Chemsex is officially defined as the use of drugs before or during planned sexual activity to sustain, enhance, disinhibit or facilitate the experience.
It commonly involves the use of crystal methamphetamine, GHB/GBL and mephedrone.
Chemsex carries serious physical and mental health risks, including the spread of blood borne infections and viruses, according to the new strategy.
CANNABIS: THE UK'S RECLASSIFICATION
The Government decided to reclassify cannabis as a Class B drug in 2008, upgrading it one ranking.
As a result, those caught in possession of the herb face a higher maximum prison sentence.

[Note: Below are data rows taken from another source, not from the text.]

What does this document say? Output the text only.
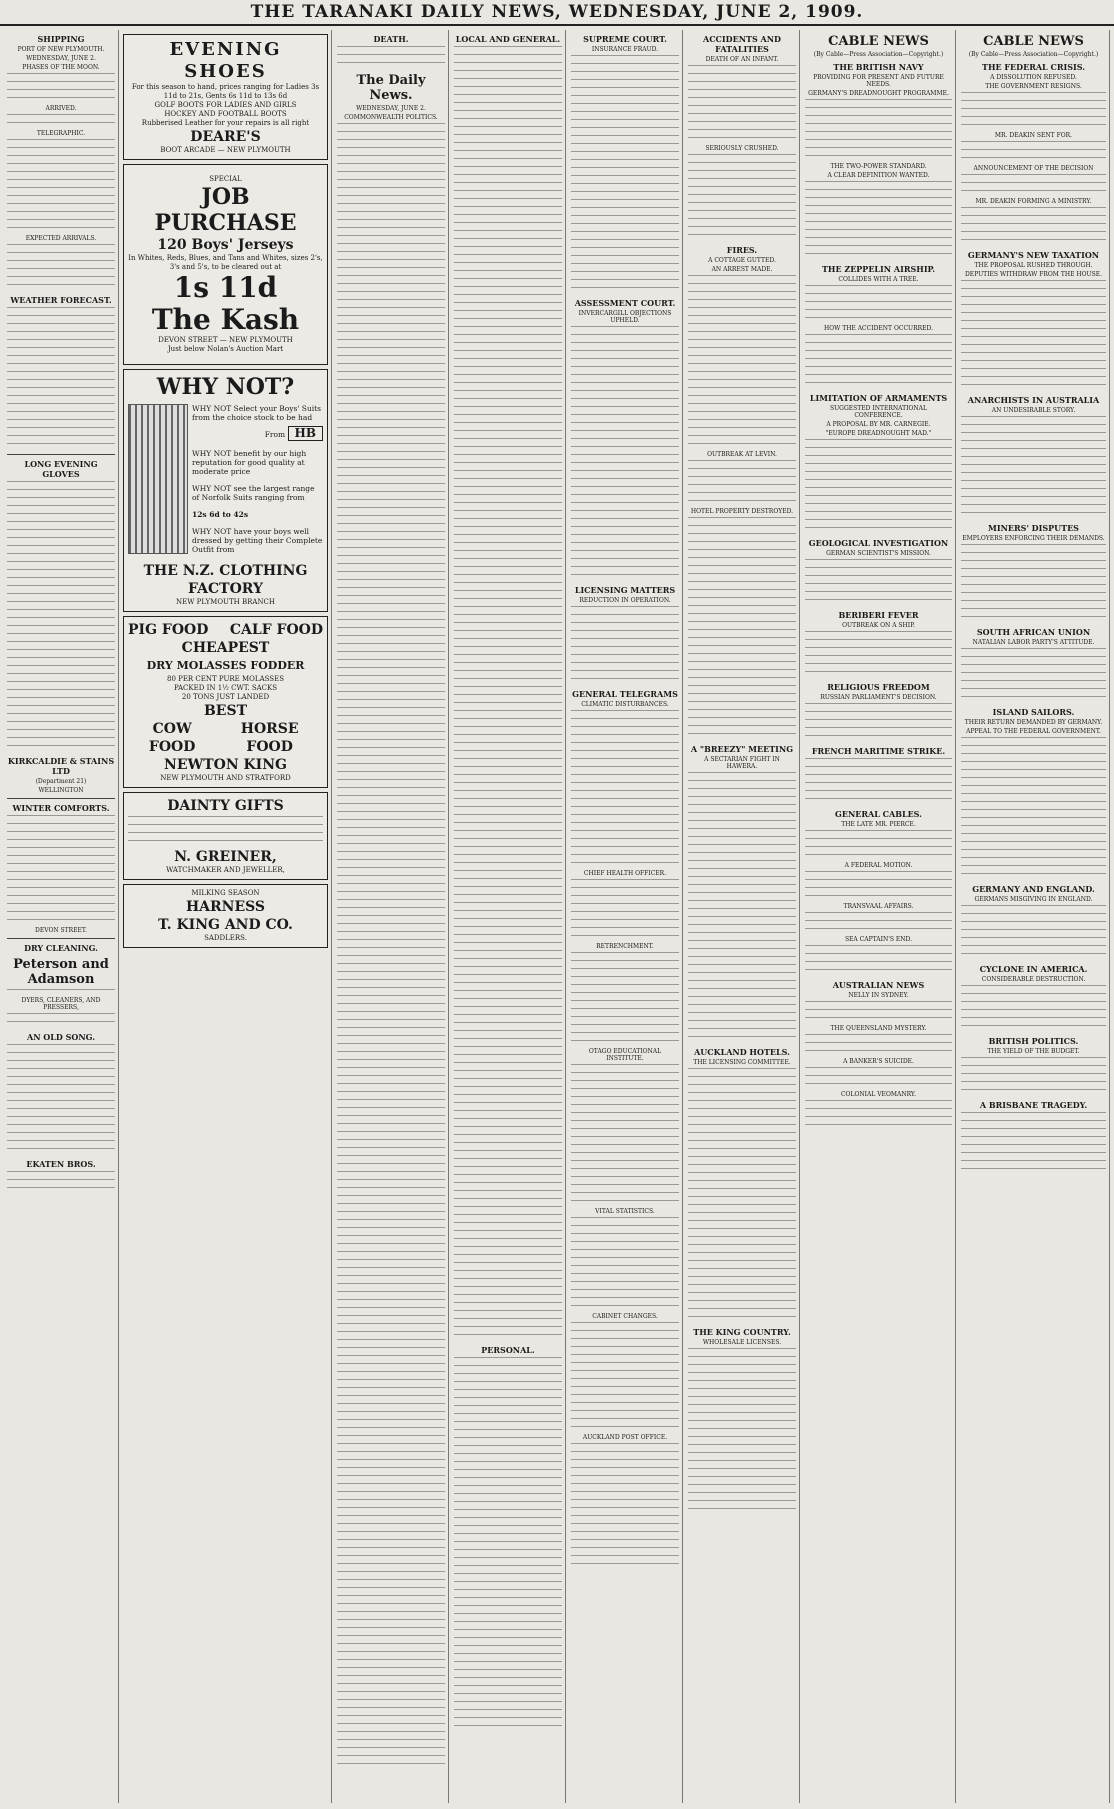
THE TARANAKI DAILY NEWS, WEDNESDAY, JUNE 2, 1909.
SHIPPING
PORT OF NEW PLYMOUTH.
WEDNESDAY, JUNE 2.
PHASES OF THE MOON.
ARRIVED.
TELEGRAPHIC.
EXPECTED ARRIVALS.
WEATHER FORECAST.
LONG EVENING GLOVES
KIRKCALDIE & STAINS LTD
(Department 21)
WELLINGTON
WINTER COMFORTS.
DEVON STREET.
DRY CLEANING.
Peterson and Adamson
DYERS, CLEANERS, AND PRESSERS,
AN OLD SONG.
EKATEN BROS.
EVENING SHOES
For this season to hand, prices ranging for Ladies 3s 11d to 21s, Gents 6s 11d to 13s 6d
GOLF BOOTS FOR LADIES AND GIRLS
HOCKEY AND FOOTBALL BOOTS
Rubberised Leather for your repairs is all right
DEARE'S
BOOT ARCADE — NEW PLYMOUTH
SPECIAL
JOB PURCHASE
120 Boys' Jerseys
In Whites, Reds, Blues, and Tans and Whites, sizes 2's, 3's and 5's, to be cleared out at
1s 11d
The Kash
DEVON STREET — NEW PLYMOUTH
Just below Nolan's Auction Mart
WHY NOT?

WHY NOT Select your Boys' Suits from the choice stock to be had

From HB

WHY NOT benefit by our high reputation for good quality at moderate price

WHY NOT see the largest range of Norfolk Suits ranging from

12s 6d to 42s

WHY NOT have your boys well dressed by getting their Complete Outfit from

THE N.Z. CLOTHING FACTORY
NEW PLYMOUTH BRANCH
PIG FOOD CALF FOOD
CHEAPEST
DRY MOLASSES FODDER
80 PER CENT PURE MOLASSES
PACKED IN 1½ CWT. SACKS
20 TONS JUST LANDED
BEST
COW FOOD
HORSE FOOD
NEWTON KING
NEW PLYMOUTH AND STRATFORD
DAINTY GIFTS
N. GREINER,
WATCHMAKER AND JEWELLER,
MILKING SEASON
HARNESS
T. KING AND CO.
SADDLERS.
DEATH.
The Daily News.
WEDNESDAY, JUNE 2.
COMMONWEALTH POLITICS.
LOCAL AND GENERAL.
PERSONAL.
SUPREME COURT.
INSURANCE FRAUD.
ASSESSMENT COURT.
INVERCARGILL OBJECTIONS UPHELD.
LICENSING MATTERS
REDUCTION IN OPERATION.
GENERAL TELEGRAMS
CLIMATIC DISTURBANCES.
CHIEF HEALTH OFFICER.
RETRENCHMENT.
OTAGO EDUCATIONAL INSTITUTE.
VITAL STATISTICS.
CABINET CHANGES.
AUCKLAND POST OFFICE.
ACCIDENTS AND FATALITIES
DEATH OF AN INFANT.
SERIOUSLY CRUSHED.
FIRES.
A COTTAGE GUTTED.
AN ARREST MADE.
OUTBREAK AT LEVIN.
HOTEL PROPERTY DESTROYED.
A "BREEZY" MEETING
A SECTARIAN FIGHT IN HAWERA.
AUCKLAND HOTELS.
THE LICENSING COMMITTEE.
THE KING COUNTRY.
WHOLESALE LICENSES.
CABLE NEWS
(By Cable—Press Association—Copyright.)
THE BRITISH NAVY
PROVIDING FOR PRESENT AND FUTURE NEEDS.
GERMANY'S DREADNOUGHT PROGRAMME.
THE TWO-POWER STANDARD.
A CLEAR DEFINITION WANTED.
THE ZEPPELIN AIRSHIP.
COLLIDES WITH A TREE.
HOW THE ACCIDENT OCCURRED.
LIMITATION OF ARMAMENTS
SUGGESTED INTERNATIONAL CONFERENCE.
A PROPOSAL BY MR. CARNEGIE.
"EUROPE DREADNOUGHT MAD."
GEOLOGICAL INVESTIGATION
GERMAN SCIENTIST'S MISSION.
BERIBERI FEVER
OUTBREAK ON A SHIP.
RELIGIOUS FREEDOM
RUSSIAN PARLIAMENT'S DECISION.
FRENCH MARITIME STRIKE.
GENERAL CABLES.
THE LATE MR. PIERCE.
A FEDERAL MOTION.
TRANSVAAL AFFAIRS.
SEA CAPTAIN'S END.
AUSTRALIAN NEWS
NELLY IN SYDNEY.
THE QUEENSLAND MYSTERY.
A BANKER'S SUICIDE.
COLONIAL VEOMANRY.
CABLE NEWS
(By Cable—Press Association—Copyright.)
THE FEDERAL CRISIS.
A DISSOLUTION REFUSED.
THE GOVERNMENT RESIGNS.
MR. DEAKIN SENT FOR.
ANNOUNCEMENT OF THE DECISION
MR. DEAKIN FORMING A MINISTRY.
GERMANY'S NEW TAXATION
THE PROPOSAL RUSHED THROUGH.
DEPUTIES WITHDRAW FROM THE HOUSE.
ANARCHISTS IN AUSTRALIA
AN UNDESIRABLE STORY.
MINERS' DISPUTES
EMPLOYERS ENFORCING THEIR DEMANDS.
SOUTH AFRICAN UNION
NATALIAN LABOR PARTY'S ATTITUDE.
ISLAND SAILORS.
THEIR RETURN DEMANDED BY GERMANY.
APPEAL TO THE FEDERAL GOVERNMENT.
GERMANY AND ENGLAND.
GERMANS MISGIVING IN ENGLAND.
CYCLONE IN AMERICA.
CONSIDERABLE DESTRUCTION.
BRITISH POLITICS.
THE YIELD OF THE BUDGET.
A BRISBANE TRAGEDY.
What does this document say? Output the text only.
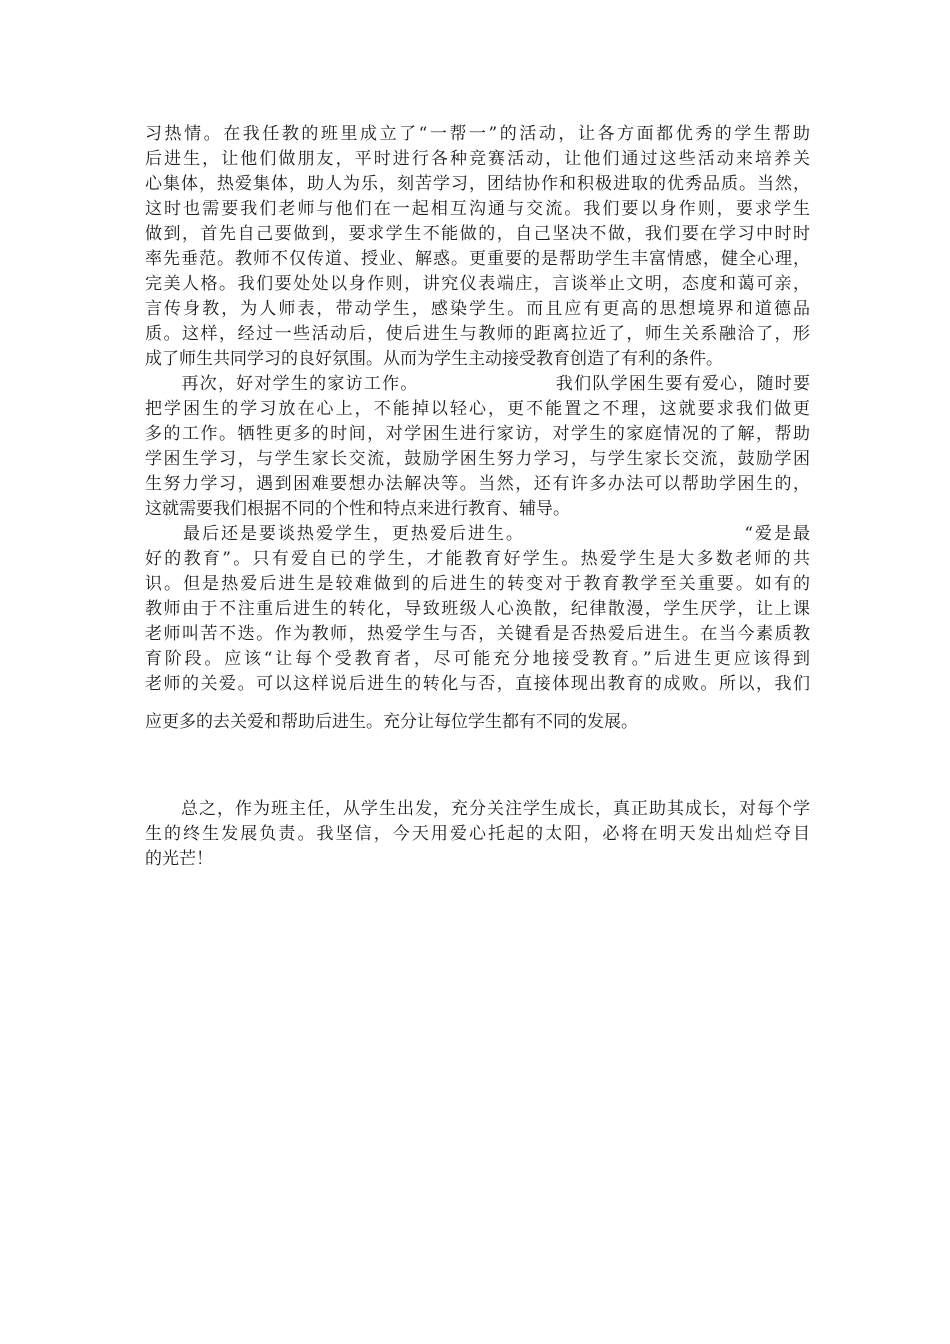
习热情。在我任教的班里成立了“一帮一”的活动，让各方面都优秀的学生帮助
后进生，让他们做朋友，平时进行各种竞赛活动，让他们通过这些活动来培养关
心集体，热爱集体，助人为乐，刻苦学习，团结协作和积极进取的优秀品质。当然，
这时也需要我们老师与他们在一起相互沟通与交流。我们要以身作则，要求学生
做到，首先自己要做到，要求学生不能做的，自己坚决不做，我们要在学习中时时
率先垂范。教师不仅传道、授业、解惑。更重要的是帮助学生丰富情感，健全心理，
完美人格。我们要处处以身作则，讲究仪表端庄，言谈举止文明，态度和蔼可亲，
言传身教，为人师表，带动学生，感染学生。而且应有更高的思想境界和道德品
质。这样，经过一些活动后，使后进生与教师的距离拉近了，师生关系融洽了，形
成了师生共同学习的良好氛围。从而为学生主动接受教育创造了有利的条件。
　　再次，好对学生的家访工作。　　　　　　　　我们队学困生要有爱心，随时要
把学困生的学习放在心上，不能掉以轻心，更不能置之不理，这就要求我们做更
多的工作。牺牲更多的时间，对学困生进行家访，对学生的家庭情况的了解，帮助
学困生学习，与学生家长交流，鼓励学困生努力学习，与学生家长交流，鼓励学困
生努力学习，遇到困难要想办法解决等。当然，还有许多办法可以帮助学困生的，
这就需要我们根据不同的个性和特点来进行教育、辅导。
　　最后还是要谈热爱学生，更热爱后进生。　　　　　　　　　　　　“爱是最
好的教育”。只有爱自已的学生，才能教育好学生。热爱学生是大多数老师的共
识。但是热爱后进生是较难做到的后进生的转变对于教育教学至关重要。如有的
教师由于不注重后进生的转化，导致班级人心涣散，纪律散漫，学生厌学，让上课
老师叫苦不迭。作为教师，热爱学生与否，关键看是否热爱后进生。在当今素质教
育阶段。应该“让每个受教育者，尽可能充分地接受教育。”后进生更应该得到
老师的关爱。可以这样说后进生的转化与否，直接体现出教育的成败。所以，我们
应更多的去关爱和帮助后进生。充分让每位学生都有不同的发展。
　　总之，作为班主任，从学生出发，充分关注学生成长，真正助其成长，对每个学
生的终生发展负责。我坚信，今天用爱心托起的太阳，必将在明天发出灿烂夺目
的光芒！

At the time, Home Secretary Jacqui Smith said the decision was based on unconfirmed evidence about the lasting mental health impact from smoking the drug.
She said she was going to 'err on the side of caution and protect the public', BBC reports.
However, the decision went against the Advisory Council on the Misuse of Drugs recommendations.
But research published in April suggested her decision was correct - that regular cannabis users are five times more likely to develop a serious mental health disorder.
Weed creates a greater mental health risk than any other substance, including class A drugs, Danish scientists found.
Those who abuse the drug – now more potent than ever in the form of super-strength ‘skunk’ – are 5.2 times as likely to develop schizophrenia as someone who had never smoked it.
But pro-cannabis campaigners say the drug cannot be proven to have caused the psychotic disorder.